Robert Collins, Chris Jaynes, Yong-Qing Cheng, Xiaoguang Wang, 
     Frank Stolle, Howard Schultz, Edward Riseman and Allen Hanson,
"The Ascender System: Automated Site Modeling from Multiple
Aerial Images,"
Computer Vision and Image Understanding (CVIU),
Vol.72(2), November 1998, pp.143-162.

Abstract

The Ascender system acquires, extends and refines 3D geometric site models from calibrated aerial imagery. To acquire a new site model, an automated building detector is run on one image to hypothesize potential building rooftops. Supporting evidence is located in other images via epipolar line segment matching in constrained search regions. The precise 3D shape and location of each building is the determined by multi-image triangulation under geometric constraints of 3D orthogonality, parallelness, colinearity and coplanarity of lines and surfaces. Projective mapping of image intensity information onto these polyhedral building models results in a realistic site model that can be rendered using virtual "fly-through" graphics.

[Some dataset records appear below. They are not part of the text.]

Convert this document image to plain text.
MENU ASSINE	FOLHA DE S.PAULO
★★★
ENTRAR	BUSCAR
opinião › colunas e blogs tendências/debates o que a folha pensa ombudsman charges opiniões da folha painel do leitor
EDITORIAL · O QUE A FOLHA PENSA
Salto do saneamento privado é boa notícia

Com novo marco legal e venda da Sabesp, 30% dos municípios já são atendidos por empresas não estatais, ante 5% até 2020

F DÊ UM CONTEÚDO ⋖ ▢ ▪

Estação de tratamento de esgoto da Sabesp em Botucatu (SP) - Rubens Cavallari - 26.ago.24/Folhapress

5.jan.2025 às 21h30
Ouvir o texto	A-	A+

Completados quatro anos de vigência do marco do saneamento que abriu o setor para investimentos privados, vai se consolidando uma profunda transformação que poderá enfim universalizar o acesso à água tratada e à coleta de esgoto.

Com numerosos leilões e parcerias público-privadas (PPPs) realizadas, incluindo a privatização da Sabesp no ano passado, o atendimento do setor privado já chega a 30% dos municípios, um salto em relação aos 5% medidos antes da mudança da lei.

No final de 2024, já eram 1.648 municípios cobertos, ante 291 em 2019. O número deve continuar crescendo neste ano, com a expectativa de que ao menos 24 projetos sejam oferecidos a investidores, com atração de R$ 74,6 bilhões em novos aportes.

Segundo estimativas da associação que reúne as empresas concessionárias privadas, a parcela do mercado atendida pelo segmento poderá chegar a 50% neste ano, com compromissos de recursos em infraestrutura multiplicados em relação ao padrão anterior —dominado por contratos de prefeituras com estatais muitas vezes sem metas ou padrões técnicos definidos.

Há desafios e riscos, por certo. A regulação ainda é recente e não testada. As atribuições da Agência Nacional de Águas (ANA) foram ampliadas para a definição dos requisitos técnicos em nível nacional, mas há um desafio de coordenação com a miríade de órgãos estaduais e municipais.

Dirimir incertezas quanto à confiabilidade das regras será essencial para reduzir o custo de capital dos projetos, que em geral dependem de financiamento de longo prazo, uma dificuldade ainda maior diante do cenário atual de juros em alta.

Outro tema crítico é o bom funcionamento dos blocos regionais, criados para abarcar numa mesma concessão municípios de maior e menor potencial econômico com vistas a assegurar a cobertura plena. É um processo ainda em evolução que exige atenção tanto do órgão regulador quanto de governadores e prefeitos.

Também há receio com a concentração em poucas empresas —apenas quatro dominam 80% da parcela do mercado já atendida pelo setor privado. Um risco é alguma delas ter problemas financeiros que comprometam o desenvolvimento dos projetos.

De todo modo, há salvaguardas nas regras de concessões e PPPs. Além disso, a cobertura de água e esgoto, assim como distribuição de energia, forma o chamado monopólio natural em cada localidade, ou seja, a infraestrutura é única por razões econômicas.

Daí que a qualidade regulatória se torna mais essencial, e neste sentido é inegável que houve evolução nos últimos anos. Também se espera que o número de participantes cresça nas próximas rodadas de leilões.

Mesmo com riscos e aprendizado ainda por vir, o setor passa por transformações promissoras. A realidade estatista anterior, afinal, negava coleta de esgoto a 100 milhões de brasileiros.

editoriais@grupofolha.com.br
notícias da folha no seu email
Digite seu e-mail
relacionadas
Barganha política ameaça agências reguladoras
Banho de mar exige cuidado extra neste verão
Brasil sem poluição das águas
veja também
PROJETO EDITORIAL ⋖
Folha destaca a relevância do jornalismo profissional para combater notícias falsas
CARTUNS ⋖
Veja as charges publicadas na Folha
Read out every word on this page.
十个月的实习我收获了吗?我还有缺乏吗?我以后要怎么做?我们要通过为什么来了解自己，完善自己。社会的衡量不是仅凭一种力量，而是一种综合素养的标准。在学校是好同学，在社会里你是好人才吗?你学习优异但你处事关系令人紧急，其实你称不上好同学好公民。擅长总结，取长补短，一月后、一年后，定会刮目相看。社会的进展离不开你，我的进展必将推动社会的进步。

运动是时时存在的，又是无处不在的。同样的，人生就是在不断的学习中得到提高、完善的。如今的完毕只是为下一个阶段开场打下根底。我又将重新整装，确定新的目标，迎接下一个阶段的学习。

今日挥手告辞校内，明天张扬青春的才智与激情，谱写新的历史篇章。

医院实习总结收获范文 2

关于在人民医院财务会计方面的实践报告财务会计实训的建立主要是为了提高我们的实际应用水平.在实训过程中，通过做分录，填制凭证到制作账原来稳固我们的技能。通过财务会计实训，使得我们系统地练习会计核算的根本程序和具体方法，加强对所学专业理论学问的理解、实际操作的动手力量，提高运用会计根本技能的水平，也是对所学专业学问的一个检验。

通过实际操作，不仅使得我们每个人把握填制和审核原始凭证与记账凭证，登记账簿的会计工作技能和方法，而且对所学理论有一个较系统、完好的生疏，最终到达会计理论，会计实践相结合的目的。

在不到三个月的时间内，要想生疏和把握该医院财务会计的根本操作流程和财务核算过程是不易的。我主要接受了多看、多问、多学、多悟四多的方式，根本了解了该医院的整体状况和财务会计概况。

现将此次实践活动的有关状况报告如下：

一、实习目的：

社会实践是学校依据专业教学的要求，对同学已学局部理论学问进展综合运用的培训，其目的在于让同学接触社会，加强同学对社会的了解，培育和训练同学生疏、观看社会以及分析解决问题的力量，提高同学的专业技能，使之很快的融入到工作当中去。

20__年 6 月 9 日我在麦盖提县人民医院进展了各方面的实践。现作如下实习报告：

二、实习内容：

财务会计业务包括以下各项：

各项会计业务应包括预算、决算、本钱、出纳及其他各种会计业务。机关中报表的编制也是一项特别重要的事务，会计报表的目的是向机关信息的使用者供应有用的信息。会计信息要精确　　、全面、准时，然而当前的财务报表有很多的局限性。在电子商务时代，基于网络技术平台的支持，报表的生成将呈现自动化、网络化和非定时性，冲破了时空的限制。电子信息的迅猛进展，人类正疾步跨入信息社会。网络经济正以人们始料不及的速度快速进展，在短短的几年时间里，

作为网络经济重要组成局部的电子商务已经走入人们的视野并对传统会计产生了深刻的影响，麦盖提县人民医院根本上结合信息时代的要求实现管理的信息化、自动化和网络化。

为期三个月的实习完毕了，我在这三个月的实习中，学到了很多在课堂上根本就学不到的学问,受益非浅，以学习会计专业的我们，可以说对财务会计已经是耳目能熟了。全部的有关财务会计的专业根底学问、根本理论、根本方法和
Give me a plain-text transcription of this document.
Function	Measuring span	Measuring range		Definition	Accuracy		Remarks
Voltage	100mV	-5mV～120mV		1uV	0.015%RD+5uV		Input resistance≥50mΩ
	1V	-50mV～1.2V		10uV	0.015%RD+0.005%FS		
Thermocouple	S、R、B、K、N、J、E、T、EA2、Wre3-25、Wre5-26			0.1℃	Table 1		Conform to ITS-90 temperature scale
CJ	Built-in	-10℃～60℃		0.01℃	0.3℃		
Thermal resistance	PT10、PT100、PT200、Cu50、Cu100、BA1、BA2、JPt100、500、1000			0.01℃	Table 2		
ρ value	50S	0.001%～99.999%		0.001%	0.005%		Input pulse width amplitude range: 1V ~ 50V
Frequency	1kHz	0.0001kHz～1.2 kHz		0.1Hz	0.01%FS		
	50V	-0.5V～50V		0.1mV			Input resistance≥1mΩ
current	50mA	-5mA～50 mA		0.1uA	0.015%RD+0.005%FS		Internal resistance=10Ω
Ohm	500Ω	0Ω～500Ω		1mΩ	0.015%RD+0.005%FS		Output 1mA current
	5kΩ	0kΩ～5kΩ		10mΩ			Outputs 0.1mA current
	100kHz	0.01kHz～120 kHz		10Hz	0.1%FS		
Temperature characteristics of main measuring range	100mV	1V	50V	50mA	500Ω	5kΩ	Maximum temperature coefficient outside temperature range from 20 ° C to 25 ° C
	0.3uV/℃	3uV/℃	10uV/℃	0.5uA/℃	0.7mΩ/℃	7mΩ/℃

As new images of the site become available, model extension and refinement procedures are preformed to add previously unseen buildings and to improve the geometric accuract of the existing 3D building models. In this way, the system gradually accumulates evidence over time to make the site model more complete and more accurate.

An extensive performance evaluation of component algorithms and the full system has been carried out. Two-dimensional building detection accuracy, as well as accuracy of the three-dimensional building reconstruction, are presented for a representative data set.